# Multiclass Classification

虽然我们通过sklearn 也能像处理二分类那样用相同的方式对待多分类问题，但值得去理解LR处理多分类问题的原理。

多项Logistic Regression，近来也以softmax regression 闻名。

回忆下二分类的情况，模型用1个w 向量 表示，target为positive(1)的概率为：![being_1](probability.png)



K-class: 模型用K个w 向量表示， w1,w2,...,wK, target为k的概率为：![being_k](k_class_probability.png)

注意正规化，所有k的概率和为1。

二分类的代价函数为：![binary_cost_function](cost_function_T.png)

k分类的代价函数为：![k_cost_function](k_cost_function.png)

有了代价函数之后，就能迭代求解最佳w：![weights_delta](k_weights_delta.png)
有了最佳w后，就有了预测新样本的模型：![predictor](predictor_with_optimal_w.png)

### 下面以新闻主题分类为例：

In [1]:
from sklearn.feature_extraction.text import TfidfVectorizer
from sklearn.datasets import fetch_20newsgroups
from sklearn.linear_model import SGDClassifier
from nltk.corpus import names
from nltk.stem import WordNetLemmatizer

In [2]:
all_names = set(names.words())
lemmatizer = WordNetLemmatizer()

In [3]:
def letters_only(astr):
    for c in astr:
        if not c.isalpha():
            return False
    return True

def clean_text(docs):
    cleaned_docs = []
    for doc in docs:
        cleaned_docs.append(' '.join([lemmatizer.lemmatize(word.lower())
                                         for word in doc.split()
                                         if letters_only(word)
                                         and word not in all_names]))
    return cleaned_docs

In [5]:
data_train = fetch_20newsgroups(subset='train', categories=None, random_state=42)
data_test = fetch_20newsgroups(subset='test', categories = None, random_state=42)

cleaned_train = clean_text(data_train.data)
label_train = data_train.target
cleaned_test = clean_text(data_test.data)
label_test = data_test.target

tfidf_vectorizer = TfidfVectorizer(sublinear_tf=True, max_df=0.5, stop_words='english',
                                   max_features=40000)
term_docs_train = tfidf_vectorizer.fit_transform(cleaned_train)
term_docs_test = tfidf_vectorizer.transform(cleaned_test)

In [7]:
from sklearn.model_selection import GridSearchCV
parameters = {'penalty': ['l2', None],
              'alpha': [1e-07, 1e-06, 1e-05, 1e-04],
              'eta0': [0.01, 0.1, 1, 10]}

sgd_lr = SGDClassifier(loss='log', learning_rate='constant', eta0=0.01, fit_intercept=True, n_iter=10)

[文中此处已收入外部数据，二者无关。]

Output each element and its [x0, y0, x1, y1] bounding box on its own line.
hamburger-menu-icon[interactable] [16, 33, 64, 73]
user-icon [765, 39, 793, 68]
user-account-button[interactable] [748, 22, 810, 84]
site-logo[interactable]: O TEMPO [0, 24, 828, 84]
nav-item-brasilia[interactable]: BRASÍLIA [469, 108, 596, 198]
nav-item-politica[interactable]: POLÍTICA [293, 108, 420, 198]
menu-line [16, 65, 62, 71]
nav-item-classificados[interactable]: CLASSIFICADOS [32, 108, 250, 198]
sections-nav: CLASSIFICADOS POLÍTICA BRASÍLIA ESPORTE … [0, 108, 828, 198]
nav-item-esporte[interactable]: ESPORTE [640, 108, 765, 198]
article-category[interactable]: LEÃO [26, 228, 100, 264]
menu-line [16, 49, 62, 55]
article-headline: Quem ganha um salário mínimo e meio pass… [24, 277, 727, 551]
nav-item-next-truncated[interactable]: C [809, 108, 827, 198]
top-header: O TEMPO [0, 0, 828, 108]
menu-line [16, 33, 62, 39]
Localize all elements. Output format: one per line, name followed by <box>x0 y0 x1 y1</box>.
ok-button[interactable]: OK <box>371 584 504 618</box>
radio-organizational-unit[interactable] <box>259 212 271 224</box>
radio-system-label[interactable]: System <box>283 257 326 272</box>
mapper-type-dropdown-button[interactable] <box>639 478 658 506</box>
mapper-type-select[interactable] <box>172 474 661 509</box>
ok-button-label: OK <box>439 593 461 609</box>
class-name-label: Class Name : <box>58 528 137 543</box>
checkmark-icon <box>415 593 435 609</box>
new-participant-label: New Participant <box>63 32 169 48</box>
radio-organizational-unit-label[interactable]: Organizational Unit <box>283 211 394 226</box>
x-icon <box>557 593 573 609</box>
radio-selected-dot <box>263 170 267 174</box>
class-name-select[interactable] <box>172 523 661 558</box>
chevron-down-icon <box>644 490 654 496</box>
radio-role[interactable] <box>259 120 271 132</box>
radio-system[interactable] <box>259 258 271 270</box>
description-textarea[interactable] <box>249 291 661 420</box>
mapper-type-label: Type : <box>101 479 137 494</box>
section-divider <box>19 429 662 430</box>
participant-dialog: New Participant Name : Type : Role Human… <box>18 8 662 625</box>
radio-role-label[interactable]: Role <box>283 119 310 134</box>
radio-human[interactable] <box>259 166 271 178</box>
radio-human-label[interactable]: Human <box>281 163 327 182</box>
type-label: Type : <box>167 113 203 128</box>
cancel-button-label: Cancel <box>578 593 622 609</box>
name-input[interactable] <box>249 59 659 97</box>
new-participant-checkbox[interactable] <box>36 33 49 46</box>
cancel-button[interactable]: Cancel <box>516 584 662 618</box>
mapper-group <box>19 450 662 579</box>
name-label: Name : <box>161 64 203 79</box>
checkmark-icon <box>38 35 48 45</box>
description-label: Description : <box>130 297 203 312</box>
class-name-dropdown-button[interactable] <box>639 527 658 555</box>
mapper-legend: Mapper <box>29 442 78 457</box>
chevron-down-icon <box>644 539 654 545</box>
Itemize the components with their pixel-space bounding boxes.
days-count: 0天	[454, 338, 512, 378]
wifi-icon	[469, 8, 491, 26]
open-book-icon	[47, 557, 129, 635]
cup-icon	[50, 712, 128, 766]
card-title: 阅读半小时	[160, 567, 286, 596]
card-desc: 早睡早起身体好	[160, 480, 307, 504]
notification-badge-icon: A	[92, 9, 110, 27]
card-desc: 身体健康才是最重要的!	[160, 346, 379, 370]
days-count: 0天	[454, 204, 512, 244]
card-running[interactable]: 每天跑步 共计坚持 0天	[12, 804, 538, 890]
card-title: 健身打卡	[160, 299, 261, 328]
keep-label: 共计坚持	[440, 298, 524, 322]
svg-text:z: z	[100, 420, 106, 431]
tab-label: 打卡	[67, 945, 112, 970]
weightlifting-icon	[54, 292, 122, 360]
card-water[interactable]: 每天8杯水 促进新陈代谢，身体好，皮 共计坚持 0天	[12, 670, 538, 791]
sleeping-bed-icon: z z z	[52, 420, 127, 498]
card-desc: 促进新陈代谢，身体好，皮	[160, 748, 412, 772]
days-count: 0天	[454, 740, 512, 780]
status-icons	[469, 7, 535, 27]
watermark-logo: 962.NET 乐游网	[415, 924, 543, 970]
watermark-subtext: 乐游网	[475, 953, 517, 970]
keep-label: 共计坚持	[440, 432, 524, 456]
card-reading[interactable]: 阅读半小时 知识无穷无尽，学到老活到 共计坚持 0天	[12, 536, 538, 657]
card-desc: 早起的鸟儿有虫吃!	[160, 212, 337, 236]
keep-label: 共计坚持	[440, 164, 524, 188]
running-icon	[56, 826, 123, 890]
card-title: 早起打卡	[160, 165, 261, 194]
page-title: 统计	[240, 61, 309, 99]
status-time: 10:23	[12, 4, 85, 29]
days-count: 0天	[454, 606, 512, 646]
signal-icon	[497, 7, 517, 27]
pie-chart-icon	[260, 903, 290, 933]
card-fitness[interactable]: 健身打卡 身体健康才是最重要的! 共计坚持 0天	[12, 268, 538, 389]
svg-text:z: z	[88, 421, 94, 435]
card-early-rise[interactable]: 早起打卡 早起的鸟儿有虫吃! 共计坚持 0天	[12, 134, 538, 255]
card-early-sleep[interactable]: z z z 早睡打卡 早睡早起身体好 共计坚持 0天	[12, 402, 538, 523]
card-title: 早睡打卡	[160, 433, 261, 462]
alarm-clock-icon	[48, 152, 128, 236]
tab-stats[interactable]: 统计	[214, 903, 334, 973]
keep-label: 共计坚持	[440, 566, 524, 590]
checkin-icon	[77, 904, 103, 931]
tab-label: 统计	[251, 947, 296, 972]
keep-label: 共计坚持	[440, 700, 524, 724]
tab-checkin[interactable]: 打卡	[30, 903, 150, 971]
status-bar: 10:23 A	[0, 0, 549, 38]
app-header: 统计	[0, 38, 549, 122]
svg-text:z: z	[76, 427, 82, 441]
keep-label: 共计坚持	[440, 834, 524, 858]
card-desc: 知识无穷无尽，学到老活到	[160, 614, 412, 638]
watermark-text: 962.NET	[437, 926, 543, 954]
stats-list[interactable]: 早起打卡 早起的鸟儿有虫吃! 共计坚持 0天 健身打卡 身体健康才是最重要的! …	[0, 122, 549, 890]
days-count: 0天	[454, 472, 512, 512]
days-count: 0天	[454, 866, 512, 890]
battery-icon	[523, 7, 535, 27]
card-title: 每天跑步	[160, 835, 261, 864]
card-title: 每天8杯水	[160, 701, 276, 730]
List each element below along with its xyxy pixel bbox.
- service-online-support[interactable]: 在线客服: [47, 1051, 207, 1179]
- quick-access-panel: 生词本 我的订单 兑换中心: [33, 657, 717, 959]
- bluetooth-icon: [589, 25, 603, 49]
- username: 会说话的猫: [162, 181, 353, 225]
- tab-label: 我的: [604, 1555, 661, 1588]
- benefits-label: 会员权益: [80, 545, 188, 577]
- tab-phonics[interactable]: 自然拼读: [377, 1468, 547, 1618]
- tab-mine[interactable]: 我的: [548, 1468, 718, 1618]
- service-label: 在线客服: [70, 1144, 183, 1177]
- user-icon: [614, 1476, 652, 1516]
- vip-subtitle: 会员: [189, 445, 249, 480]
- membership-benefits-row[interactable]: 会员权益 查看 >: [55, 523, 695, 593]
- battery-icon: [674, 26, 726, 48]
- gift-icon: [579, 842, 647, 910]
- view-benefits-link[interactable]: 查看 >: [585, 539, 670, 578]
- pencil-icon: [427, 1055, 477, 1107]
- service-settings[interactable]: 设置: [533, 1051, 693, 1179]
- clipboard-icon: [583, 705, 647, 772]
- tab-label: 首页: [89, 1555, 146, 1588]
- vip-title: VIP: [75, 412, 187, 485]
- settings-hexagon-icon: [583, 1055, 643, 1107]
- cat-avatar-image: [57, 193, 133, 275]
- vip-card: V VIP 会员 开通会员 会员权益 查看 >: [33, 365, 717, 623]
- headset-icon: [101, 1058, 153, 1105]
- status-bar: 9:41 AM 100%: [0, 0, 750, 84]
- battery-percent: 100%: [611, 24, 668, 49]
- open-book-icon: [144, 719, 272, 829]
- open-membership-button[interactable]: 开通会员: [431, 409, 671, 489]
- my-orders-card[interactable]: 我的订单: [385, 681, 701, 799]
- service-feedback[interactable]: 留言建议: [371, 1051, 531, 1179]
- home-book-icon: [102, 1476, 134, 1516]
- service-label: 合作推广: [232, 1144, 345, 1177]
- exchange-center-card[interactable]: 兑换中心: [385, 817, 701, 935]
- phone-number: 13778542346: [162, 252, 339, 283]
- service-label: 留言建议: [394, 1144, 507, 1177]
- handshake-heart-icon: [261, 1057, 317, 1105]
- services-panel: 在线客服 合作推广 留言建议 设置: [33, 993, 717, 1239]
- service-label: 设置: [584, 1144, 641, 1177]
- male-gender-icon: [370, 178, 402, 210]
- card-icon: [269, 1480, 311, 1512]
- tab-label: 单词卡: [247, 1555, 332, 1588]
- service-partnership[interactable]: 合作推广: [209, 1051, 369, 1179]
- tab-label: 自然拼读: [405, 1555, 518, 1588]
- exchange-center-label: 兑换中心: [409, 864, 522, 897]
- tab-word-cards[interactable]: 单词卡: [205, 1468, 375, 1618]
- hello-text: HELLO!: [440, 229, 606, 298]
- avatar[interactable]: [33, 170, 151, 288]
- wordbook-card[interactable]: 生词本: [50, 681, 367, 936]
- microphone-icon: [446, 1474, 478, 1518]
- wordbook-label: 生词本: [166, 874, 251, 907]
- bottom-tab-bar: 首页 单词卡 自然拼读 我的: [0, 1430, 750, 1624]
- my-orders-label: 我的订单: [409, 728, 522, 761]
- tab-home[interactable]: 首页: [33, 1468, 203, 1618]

grid_search = GridSearchCV(sgd_lr, parameters, n_jobs=-1, cv=3)

grid_search.fit(term_docs_train, label_train)
print(grid_search.best_params_)

sgd_lr_best = grid_search.best_estimator_
accuracy = sgd_lr_best.score(term_docs_test, label_test)
print('The accuracy on testing set is: {0:.1f}%'.format(accuracy*100))

{'alpha': 1e-06, 'eta0': 10, 'penalty': None}
The accuracy on testing set is: 79.6%